Re: Dataset metadata best practices

Good question, Alan.

I would consider best practice to make the metadata available as both a file and in the endpoint, if there is one.
That is what we do at the rkbexplorer.com sites, such as http://ibm.rkbexplorer.com/
(We also make the semantic sitemap available, but I am guessing no-one reads that any more!)

However, I can see that some people might be uncomfortable with putting the void data into the store, since it has different provenance and possibly licence and other attributes.
That is, for example, if there is a restricted licence on the endpoint, then the void metadata would only get that licence, whereas it is likely that a publisher would want a very liberal licence on the void data, since it drives traffic to the dataset.
Putting it at a separate place (as well?), allows that distinction.

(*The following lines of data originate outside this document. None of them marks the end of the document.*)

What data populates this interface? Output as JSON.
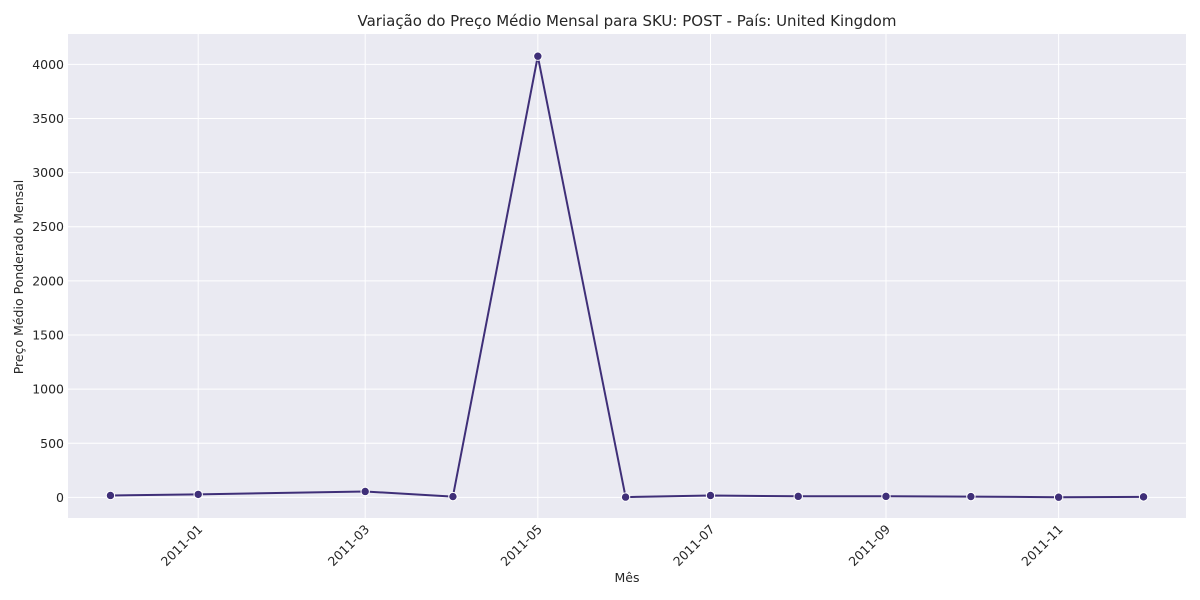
{
  "chart_data": {
    "type": "line",
    "title": "Variação do Preço Médio Mensal para SKU: POST - País: United Kingdom",
    "xlabel": "Mês",
    "ylabel": "Preço Médio Ponderado Mensal",
    "x_tick_labels": [
      "2011-01",
      "2011-03",
      "2011-05",
      "2011-07",
      "2011-09",
      "2011-11"
    ],
    "y_ticks": [
      0,
      500,
      1000,
      1500,
      2000,
      2500,
      3000,
      3500,
      4000
    ],
    "ylim": [
      -190,
      4280
    ],
    "xlim": [
      "2010-11-16",
      "2011-12-16"
    ],
    "grid": true,
    "series": [
      {
        "color": "#3f2f78",
        "points": [
          {
            "x": "2010-12-01",
            "y": 18
          },
          {
            "x": "2011-01-01",
            "y": 28
          },
          {
            "x": "2011-03-01",
            "y": 55
          },
          {
            "x": "2011-04-01",
            "y": 8
          },
          {
            "x": "2011-05-01",
            "y": 4075
          },
          {
            "x": "2011-06-01",
            "y": 3
          },
          {
            "x": "2011-07-01",
            "y": 18
          },
          {
            "x": "2011-08-01",
            "y": 10
          },
          {
            "x": "2011-09-01",
            "y": 10
          },
          {
            "x": "2011-10-01",
            "y": 8
          },
          {
            "x": "2011-11-01",
            "y": 2
          },
          {
            "x": "2011-12-01",
            "y": 5
          }
        ]
      }
    ]
  }
}
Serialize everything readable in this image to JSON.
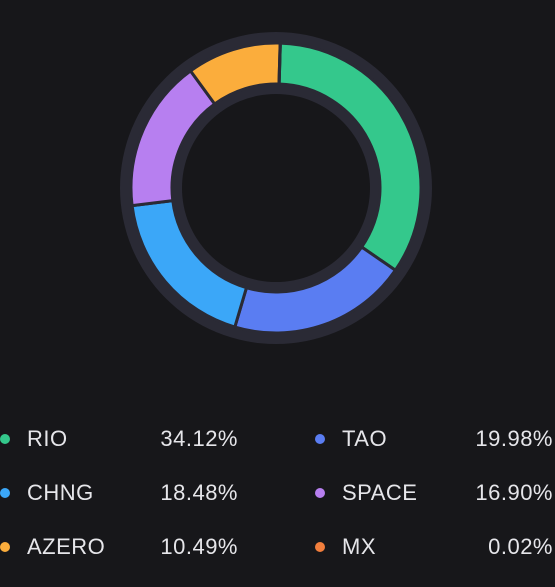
{
  "chart_data": {
    "type": "pie",
    "donut": true,
    "title": "",
    "legend_position": "bottom",
    "grid": false,
    "slices": [
      {
        "name": "RIO",
        "label": "34.12%",
        "value": 34.12,
        "color": "#34c88c"
      },
      {
        "name": "TAO",
        "label": "19.98%",
        "value": 19.98,
        "color": "#5a7df2"
      },
      {
        "name": "CHNG",
        "label": "18.48%",
        "value": 18.48,
        "color": "#3ba7f8"
      },
      {
        "name": "SPACE",
        "label": "16.90%",
        "value": 16.9,
        "color": "#b77ff0"
      },
      {
        "name": "AZERO",
        "label": "10.49%",
        "value": 10.49,
        "color": "#fbad3c"
      },
      {
        "name": "MX",
        "label": "0.02%",
        "value": 0.02,
        "color": "#f27e3c"
      }
    ]
  },
  "colors": {
    "background": "#17171a",
    "ring_track": "#2a2a35",
    "hole": "#17171a"
  }
}
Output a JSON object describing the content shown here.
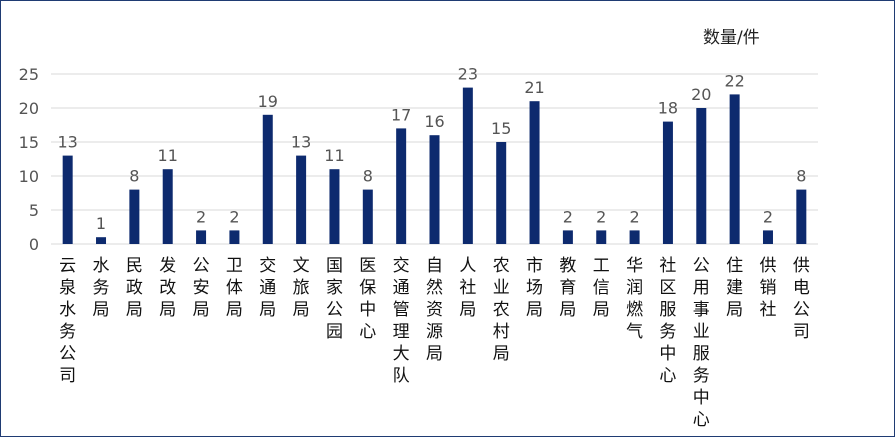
{
  "chart_data": {
    "type": "bar",
    "ylabel": "数量/件",
    "ylim": [
      0,
      25
    ],
    "yticks": [
      0,
      5,
      10,
      15,
      20,
      25
    ],
    "grid": true,
    "bar_color": "#0d2a6e",
    "categories": [
      "云泉水务公司",
      "水务局",
      "民政局",
      "发改局",
      "公安局",
      "卫体局",
      "交通局",
      "文旅局",
      "国家公园",
      "医保中心",
      "交通管理大队",
      "自然资源局",
      "人社局",
      "农业农村局",
      "市场局",
      "教育局",
      "工信局",
      "华润燃气",
      "社区服务中心",
      "公用事业服务中心",
      "住建局",
      "供销社",
      "供电公司"
    ],
    "values": [
      13,
      1,
      8,
      11,
      2,
      2,
      19,
      13,
      11,
      8,
      17,
      16,
      23,
      15,
      21,
      2,
      2,
      2,
      18,
      20,
      22,
      2,
      8
    ]
  }
}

There is also a difficulty in the process - for example, if the void description includes the number of triples, then does the number of triples include the void description triples? If so, then calculating the accurate number of triples for the final store (once the void description has been loaded) becomes more interesting :-)
I would never let anything like that worry me, though :-)

For those who haven't seen it, I can remind you that we have a store at
http://void.rkbexplorer.com
which, although rather old, does have quite a lot of void document in it.

Best
Hugh

> On 15 Mar 2017, at 14:23, Alan Meehan <meehanal@scss.tcd.ie> wrote:
> 
> Hi all,
> 
> From reading a bit into dataset meta-data publication and looking at some datasets on Datahub, a "best practice" if you will, is to publish meta-data (according to a specific vocabulary - void, dcat, dataID etc.) as a seperate file along with a dataset.
> 
> I have noticed (and I could be wrong) that few datasets also directly include this meta-data in say the dump file of the dataset provided. I realise that if I want to query the dataset plus the meta-data that I could just download and load the dataset set dump and meta-data file into a local triple store. However, what If I want to query data from a public sparql endpint and this meta-data is not there? For example, the DBpedia 2016-04 release includes a DataID meta-data file on its download page, but this meta data is not in the public sparql endpoint.
> 
> So I am just wondering from the LOD community - is there a relucance to publish meta-data in this way or any disadvantage to doing so?
> 
> Thank you,
> Alan
> 
> 

Received on Wednesday, 15 March 2017 15:00:48 UTC